Глаша плеснула ему виски в широкий стакан, и он выпил. Залпом. Потом снова принялся за еду.

– Да, сейчас… – Он, вспомнив что-то, встал, подошел к вешалке, на которой сушился его мокрый плащ, достал из кармана что-то маленькое и буквально вложил в руку Лизе. – Это вам. С этим я к вам и пришел.

На ладони Лизы лежала маленькая диктофонная кассета.

– Что это, Павел Львович?

– Вы поймите, я – публичный человек, но чтобы стать тем, кем я стал, мне пришлось пройти довольно долгий путь. Меня жизнь многому научила. И в первую очередь как себя обезопасить. Поэтому я записал все это на пленку. Как чувствовал. Не советую вам прямо сейчас прослушивать, потому что там все так мерзко и отвратительно… В деталях. Потом. А я расскажу вам сейчас так. Вкратце. Спасибо за еду. Вы, Глаша, просто ангел. Уверен, если бы каждая секретарша держала в холодильнике еду, мы все немного лучше бы работали. Мы же тоже живые люди.

Глафира унесла поднос с грязной посудой и остатками еды. Вернулась, села за стол, и Казанцев начал рассказывать.

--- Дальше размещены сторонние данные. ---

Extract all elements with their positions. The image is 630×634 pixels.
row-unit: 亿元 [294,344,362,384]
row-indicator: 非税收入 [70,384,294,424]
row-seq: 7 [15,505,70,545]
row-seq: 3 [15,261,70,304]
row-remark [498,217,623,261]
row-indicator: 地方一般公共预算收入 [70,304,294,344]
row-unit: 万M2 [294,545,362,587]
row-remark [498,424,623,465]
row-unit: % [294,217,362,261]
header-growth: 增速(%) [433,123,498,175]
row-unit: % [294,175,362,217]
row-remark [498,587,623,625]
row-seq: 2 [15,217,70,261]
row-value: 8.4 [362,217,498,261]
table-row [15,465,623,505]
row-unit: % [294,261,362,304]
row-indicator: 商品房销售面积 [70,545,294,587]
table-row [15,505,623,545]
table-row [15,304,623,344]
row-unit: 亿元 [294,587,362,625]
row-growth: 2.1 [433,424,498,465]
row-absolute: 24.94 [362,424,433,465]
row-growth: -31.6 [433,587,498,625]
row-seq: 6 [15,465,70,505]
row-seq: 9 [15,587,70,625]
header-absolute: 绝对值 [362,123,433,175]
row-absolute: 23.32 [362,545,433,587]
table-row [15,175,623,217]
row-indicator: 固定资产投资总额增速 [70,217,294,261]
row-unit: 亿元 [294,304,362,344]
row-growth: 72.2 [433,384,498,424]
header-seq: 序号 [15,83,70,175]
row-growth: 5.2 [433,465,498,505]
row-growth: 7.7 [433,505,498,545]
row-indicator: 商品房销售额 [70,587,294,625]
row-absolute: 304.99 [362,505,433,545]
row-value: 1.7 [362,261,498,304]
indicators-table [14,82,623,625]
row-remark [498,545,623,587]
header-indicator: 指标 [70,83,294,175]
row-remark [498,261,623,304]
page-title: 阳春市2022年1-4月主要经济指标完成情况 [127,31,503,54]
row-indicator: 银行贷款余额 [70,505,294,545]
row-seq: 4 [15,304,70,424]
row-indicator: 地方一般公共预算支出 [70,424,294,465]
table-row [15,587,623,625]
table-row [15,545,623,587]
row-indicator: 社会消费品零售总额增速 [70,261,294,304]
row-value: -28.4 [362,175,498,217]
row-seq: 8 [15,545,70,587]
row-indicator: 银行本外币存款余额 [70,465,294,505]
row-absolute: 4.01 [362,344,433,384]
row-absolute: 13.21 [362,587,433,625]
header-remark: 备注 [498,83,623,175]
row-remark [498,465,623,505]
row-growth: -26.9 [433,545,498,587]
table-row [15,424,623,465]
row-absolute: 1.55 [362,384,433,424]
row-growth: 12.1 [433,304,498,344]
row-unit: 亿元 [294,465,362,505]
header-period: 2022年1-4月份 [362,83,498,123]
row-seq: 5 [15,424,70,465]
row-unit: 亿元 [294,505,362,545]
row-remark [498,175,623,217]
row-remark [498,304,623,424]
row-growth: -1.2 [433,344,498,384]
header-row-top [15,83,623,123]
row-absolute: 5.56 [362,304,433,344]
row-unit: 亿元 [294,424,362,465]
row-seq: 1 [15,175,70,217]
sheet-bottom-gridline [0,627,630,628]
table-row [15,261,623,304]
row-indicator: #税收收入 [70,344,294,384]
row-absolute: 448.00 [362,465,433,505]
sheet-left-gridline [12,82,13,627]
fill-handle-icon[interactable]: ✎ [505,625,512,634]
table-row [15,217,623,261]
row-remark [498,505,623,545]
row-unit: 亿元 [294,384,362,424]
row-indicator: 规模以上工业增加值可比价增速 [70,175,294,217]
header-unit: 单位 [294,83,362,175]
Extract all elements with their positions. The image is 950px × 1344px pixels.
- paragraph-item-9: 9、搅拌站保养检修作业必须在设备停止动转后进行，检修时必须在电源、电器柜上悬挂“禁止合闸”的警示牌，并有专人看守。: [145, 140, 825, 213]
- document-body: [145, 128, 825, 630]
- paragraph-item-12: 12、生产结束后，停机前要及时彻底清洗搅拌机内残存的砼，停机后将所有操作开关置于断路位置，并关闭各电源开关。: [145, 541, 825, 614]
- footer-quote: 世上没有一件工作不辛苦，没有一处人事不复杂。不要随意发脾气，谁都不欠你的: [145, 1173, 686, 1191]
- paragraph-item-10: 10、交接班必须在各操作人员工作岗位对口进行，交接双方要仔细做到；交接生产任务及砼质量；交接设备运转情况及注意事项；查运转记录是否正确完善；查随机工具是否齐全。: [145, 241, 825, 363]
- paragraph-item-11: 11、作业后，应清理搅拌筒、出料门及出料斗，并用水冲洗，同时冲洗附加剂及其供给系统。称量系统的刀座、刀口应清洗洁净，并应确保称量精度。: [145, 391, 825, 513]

– Конечно, я долго не мог прийти в себя после смерти Милы. Моя реакция на ее смерть последовала незамедлительно, чего не скажешь об Ирине. Мне думается, что она еще не поняла, не осознала, что произошло, но когда-нибудь случится то, чего я боюсь больше всего, – до нее дойдет, что она никогда больше не увидит свою дочь… Они прекрасно ладили, Ирина просто жила Милой… Но сейчас не об этом. Просто я хотел сказать, что я, мужчина, должен был в этой ситуации оказаться сильнее, и пытался внушить себе, что с уходом Милы жизнь не останавливается, что у меня есть жена, которую я очень люблю, и мне надо ее поддержать, помочь ей справиться с горем. И я постарался взять себя в руки. Даже заставил себя на работе что-то делать, куда-то поехать, с кем-то о чем-то договариваться, принимать какие-то решения… правда, через муть… Все как в тумане. И вот когда я начал приходить в себя, к нам домой пришла Тина Неустроева и сказала, что она знает, кто убил Милу. И очень боится, что нас кто-нибудь подслушает, а потому решила перенести наш разговор на завтра, назначила мне встречу в парке, в очень тихом месте. Я, конечно, сорвался с места, отменил все встречи… Встретился. Мы сидели на лавочке и разговаривали. Вернее, говорила она. И то, что она сказала мне, просто убило меня.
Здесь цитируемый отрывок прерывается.